病名:思春期 

名前を呼ばれて反射的に振り返ってしまったが、私はすぐに笑顔を作った。


「ああ、切原くん。ばいばい」


赤也に手を振って、私は歩き出した。
なんかすごい急に名前呼ばれて焦ったけど、流石にマネージャーさんの前で赤也って呼んだらまずいよね。

我ながら私って空気読める女だよ、なんていうか


「ほんっと今、そういうのやめてほしい」


さっき止まったはずの涙腺が、一気に緩みだした。

せっかくいっぱい泣いて吹っ切れたのに、やっと赤也のこと忘れようとしてたのに、いきなり名前呼んできてわけわかめなんですけどねぇ!!

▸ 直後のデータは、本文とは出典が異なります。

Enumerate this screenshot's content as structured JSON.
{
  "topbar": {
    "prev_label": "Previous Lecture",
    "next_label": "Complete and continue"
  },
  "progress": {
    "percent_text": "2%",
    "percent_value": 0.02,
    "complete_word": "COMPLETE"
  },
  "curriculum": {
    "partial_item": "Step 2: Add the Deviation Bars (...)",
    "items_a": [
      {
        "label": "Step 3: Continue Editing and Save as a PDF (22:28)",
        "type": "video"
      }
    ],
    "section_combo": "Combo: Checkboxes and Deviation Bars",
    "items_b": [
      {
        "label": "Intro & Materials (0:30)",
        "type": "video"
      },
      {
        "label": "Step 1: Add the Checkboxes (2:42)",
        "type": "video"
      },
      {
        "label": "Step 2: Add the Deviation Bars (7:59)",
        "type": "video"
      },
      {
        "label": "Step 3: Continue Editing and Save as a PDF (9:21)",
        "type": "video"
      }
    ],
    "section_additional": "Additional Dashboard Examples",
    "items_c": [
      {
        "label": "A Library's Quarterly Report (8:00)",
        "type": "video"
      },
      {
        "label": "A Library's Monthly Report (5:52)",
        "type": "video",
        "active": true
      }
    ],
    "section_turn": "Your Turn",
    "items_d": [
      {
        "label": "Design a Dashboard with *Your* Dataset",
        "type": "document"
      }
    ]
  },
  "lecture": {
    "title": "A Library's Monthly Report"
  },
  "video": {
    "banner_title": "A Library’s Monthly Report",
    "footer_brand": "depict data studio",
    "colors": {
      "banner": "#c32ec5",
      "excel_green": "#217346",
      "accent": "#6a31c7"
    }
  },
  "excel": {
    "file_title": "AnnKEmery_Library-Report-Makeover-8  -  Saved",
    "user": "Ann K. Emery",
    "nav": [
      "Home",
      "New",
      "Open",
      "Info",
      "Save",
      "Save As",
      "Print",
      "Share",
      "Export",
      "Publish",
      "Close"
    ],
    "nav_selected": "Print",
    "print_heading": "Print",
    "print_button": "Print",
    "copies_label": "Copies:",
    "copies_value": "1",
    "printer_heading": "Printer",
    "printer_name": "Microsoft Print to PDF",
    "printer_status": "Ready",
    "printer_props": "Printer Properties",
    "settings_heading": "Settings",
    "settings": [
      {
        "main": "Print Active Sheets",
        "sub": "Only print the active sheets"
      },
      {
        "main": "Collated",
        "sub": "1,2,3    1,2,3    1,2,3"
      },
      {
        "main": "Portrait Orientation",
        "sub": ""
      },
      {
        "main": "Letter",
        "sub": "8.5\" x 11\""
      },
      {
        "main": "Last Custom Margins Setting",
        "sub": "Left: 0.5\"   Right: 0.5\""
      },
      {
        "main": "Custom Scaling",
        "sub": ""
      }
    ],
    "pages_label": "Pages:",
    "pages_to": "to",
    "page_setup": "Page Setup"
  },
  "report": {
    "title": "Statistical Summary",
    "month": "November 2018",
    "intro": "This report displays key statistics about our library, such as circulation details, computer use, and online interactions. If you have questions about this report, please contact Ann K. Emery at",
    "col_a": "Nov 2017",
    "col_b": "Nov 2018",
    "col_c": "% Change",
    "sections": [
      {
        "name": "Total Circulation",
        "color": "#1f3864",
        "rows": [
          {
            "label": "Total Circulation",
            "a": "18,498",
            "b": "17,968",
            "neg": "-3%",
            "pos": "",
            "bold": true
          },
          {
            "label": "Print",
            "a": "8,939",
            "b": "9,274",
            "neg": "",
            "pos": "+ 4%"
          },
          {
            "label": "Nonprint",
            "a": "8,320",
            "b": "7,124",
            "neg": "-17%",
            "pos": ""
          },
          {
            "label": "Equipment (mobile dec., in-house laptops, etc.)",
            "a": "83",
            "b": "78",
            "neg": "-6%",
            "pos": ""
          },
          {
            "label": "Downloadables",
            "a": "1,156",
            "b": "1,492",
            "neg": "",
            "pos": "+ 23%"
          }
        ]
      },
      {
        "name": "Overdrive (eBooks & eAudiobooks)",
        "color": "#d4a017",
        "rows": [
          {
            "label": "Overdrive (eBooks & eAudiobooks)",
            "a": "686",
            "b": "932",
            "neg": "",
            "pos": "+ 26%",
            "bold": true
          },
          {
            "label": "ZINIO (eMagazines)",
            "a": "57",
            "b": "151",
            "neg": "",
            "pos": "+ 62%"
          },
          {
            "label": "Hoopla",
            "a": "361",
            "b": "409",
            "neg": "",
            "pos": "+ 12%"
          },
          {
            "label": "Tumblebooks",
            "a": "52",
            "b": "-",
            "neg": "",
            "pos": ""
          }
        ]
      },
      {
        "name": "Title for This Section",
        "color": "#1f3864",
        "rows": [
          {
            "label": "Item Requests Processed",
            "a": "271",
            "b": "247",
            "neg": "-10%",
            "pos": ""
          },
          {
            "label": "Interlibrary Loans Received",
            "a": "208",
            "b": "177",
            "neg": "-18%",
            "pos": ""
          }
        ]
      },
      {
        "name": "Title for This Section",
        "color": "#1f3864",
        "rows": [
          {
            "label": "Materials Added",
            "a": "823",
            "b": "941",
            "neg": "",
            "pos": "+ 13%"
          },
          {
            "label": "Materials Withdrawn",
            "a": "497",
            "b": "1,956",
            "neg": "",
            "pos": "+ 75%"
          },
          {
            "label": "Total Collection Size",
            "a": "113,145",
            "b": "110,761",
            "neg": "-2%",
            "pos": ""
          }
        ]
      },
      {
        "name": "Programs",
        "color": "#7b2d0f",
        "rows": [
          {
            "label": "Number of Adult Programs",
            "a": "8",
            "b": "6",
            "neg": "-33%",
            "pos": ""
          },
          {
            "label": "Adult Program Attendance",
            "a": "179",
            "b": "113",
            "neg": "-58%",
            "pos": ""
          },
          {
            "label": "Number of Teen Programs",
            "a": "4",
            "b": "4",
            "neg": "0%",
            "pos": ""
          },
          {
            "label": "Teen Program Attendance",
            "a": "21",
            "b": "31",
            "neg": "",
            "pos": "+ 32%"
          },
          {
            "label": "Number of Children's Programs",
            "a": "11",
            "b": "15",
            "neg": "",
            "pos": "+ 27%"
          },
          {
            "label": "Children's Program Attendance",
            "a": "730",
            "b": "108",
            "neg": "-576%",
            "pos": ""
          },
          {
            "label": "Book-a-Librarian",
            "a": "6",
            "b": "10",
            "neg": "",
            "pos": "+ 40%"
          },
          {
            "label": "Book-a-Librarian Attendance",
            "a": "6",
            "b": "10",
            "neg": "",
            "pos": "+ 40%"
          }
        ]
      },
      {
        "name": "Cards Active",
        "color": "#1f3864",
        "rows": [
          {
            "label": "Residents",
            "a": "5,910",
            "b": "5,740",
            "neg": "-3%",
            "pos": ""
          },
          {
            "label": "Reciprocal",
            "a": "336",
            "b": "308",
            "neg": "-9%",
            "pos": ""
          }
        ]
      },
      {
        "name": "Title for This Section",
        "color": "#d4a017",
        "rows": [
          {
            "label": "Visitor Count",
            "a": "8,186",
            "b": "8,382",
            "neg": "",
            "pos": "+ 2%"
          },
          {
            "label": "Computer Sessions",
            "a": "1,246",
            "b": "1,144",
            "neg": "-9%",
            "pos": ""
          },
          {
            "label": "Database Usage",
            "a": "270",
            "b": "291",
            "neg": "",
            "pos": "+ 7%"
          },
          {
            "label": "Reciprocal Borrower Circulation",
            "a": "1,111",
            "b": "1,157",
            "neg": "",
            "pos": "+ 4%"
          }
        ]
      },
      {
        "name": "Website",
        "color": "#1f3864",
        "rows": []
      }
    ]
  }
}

曲がり角を曲がったところで私は居ても立っても居られず、走り出した。

今日どんだけ走らせんだ感情のヤロー!!




公園のブランコに揺られながら、夕日が沈みきって真っ黒になった夜空を見上げていた。

あーあ、こんなに泣いちゃってさ。
明日絶対エライことになってるだろうよ、完全に奈良の大仏さんフェイスに仕上がってるだろうよ。

それもこれもぜんっっぶ、あのバカ也のせいだ


「あいついっぺん深さ10メートルの落とし穴に落ちないかな」

「おい、それ俺のことじゃねーだろうな」

「えっ」


見上げていた顔を前に向けると、どういうわけか目の前に赤也が立っていた。


「なっ、なん、ぎゃっ!」

「うわっ、おい!」


驚きのあまり立ち上がった私は後ろへ後退してしまった。後ろにはブランコがあるというのに、馬鹿め。

私は無事ブランコに足を引っ掛け、どでんと尻餅をついた。脳しんとう起きたよ。

悲痛の表情でお尻をさすっていると、赤也が笑い出した。


「やべぇ、世界揺れた。」

「隕石かよ!!そもそもアンタが急に話しかけるから……」


すかさずツッコんでしまった口を急いでつぐんだ。まずい、つい昔のクセで…

大変大変、赤の他人にこんな失礼な態度ダメだよね!私ったらいけない子だなぁ!!!